The report by the Rutgers Graduate School of Education and the Education Law Center argues that states should amend their funding formulas to account for concentrations of poverty and for the ability of communities to generate enough money for education.

Georgia made the list of 20 states with school districts that have relatively low funding when compared with poverty levels -- even though the report counts Georgia among states with a “more progressive” system of distributing school money. Several other “progressive” states, including Massachusetts, also appear on the list, but most districts on it are in states with funding distribution systems that the authors believe to be “highly regressive.”

The list was constructed by comparing per pupil state and local funding against the poverty rate based on federal data -- within each labor market.

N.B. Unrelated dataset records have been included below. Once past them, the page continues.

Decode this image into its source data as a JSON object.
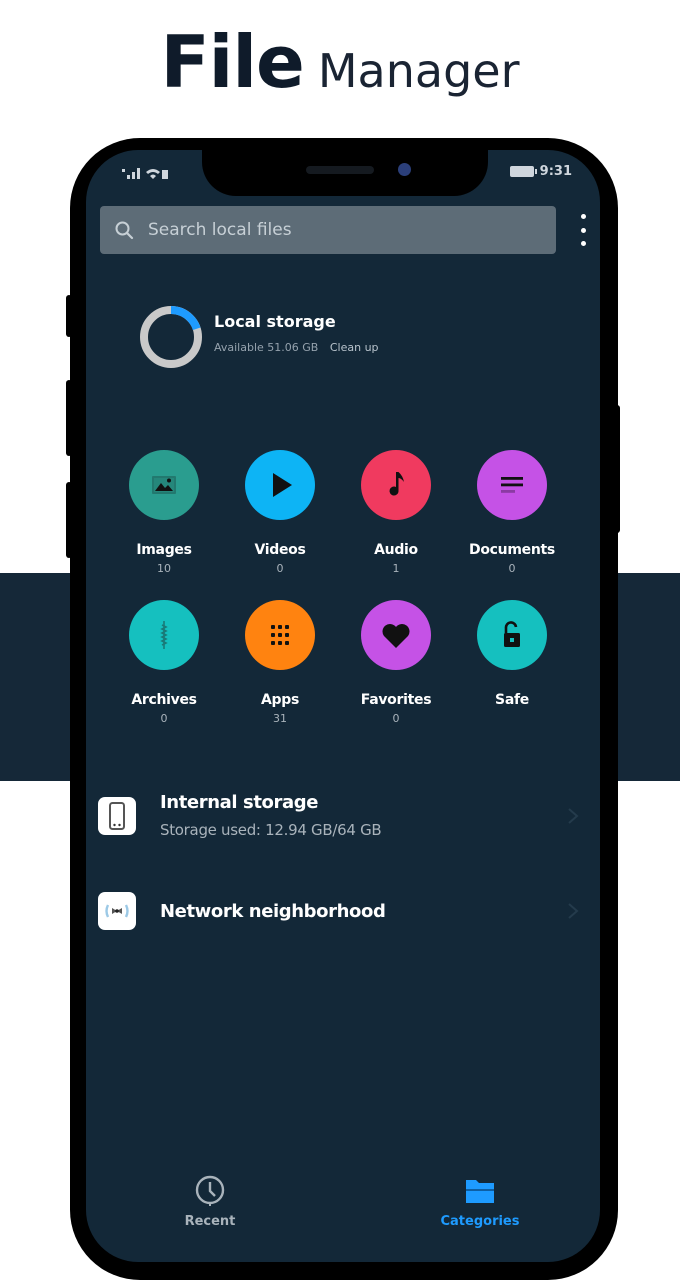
{
  "promo": {
    "title_bold": "File",
    "title_light": "Manager"
  },
  "status_bar": {
    "left_indicators": "ᵗ▁▃▅ ᵁᴼ",
    "time": "9:31"
  },
  "search": {
    "placeholder": "Search local files",
    "value": ""
  },
  "storage": {
    "title": "Local storage",
    "available": "Available 51.06 GB",
    "cleanup_label": "Clean up",
    "used_fraction": 0.2,
    "ring_used_color": "#1e9bff",
    "ring_track_color": "#c9c9c9"
  },
  "categories": [
    {
      "label": "Images",
      "count": "10",
      "icon": "image-icon",
      "color": "#2a9d8f"
    },
    {
      "label": "Videos",
      "count": "0",
      "icon": "play-icon",
      "color": "#0db4f5"
    },
    {
      "label": "Audio",
      "count": "1",
      "icon": "music-note-icon",
      "color": "#f03a5f"
    },
    {
      "label": "Documents",
      "count": "0",
      "icon": "document-icon",
      "color": "#c552e6"
    },
    {
      "label": "Archives",
      "count": "0",
      "icon": "zip-icon",
      "color": "#15c0bf"
    },
    {
      "label": "Apps",
      "count": "31",
      "icon": "grid-icon",
      "color": "#ff8310"
    },
    {
      "label": "Favorites",
      "count": "0",
      "icon": "heart-icon",
      "color": "#c552e6"
    },
    {
      "label": "Safe",
      "count": "",
      "icon": "lock-icon",
      "color": "#15c0bf"
    }
  ],
  "locations": [
    {
      "title": "Internal storage",
      "subtitle": "Storage used: 12.94 GB/64 GB",
      "icon": "phone-storage-icon"
    },
    {
      "title": "Network neighborhood",
      "subtitle": "",
      "icon": "network-icon"
    }
  ],
  "bottom_nav": {
    "tabs": [
      {
        "label": "Recent",
        "icon": "clock-icon",
        "active": false,
        "color": "#a9b3bb"
      },
      {
        "label": "Categories",
        "icon": "folder-icon",
        "active": true,
        "color": "#1e9bff"
      }
    ]
  },
  "colors": {
    "background_dark": "#132838",
    "accent": "#1e9bff"
  }
}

The intent is to identify districts with a disadvantage in their ability to offer competitive wages and comparable working conditions.

The authors note that individual district ratings are influenced by those of surrounding districts, so states where all districts are “comparably disadvantaged,” such as Alabama and Mississippi, are unlikely to appear on the list.

Newton Superintendent Samantha Fuhrey said through a spokeswoman that her district has endured a “drastic decrease” in state and local funding as poverty has increased.

Over the past 14 years, she said, Georgia has given the district $109 million less than the state funding formula says the district was due, money that she said could have paid for smaller class sizes and programs to increase student achievement. “We have embraced the mantra of ‘do more with less.’”

Both Newton and Clayton claim academic progress despite, as Clayton superintendent  Luvenia Jackson put it, "the austere financial support.”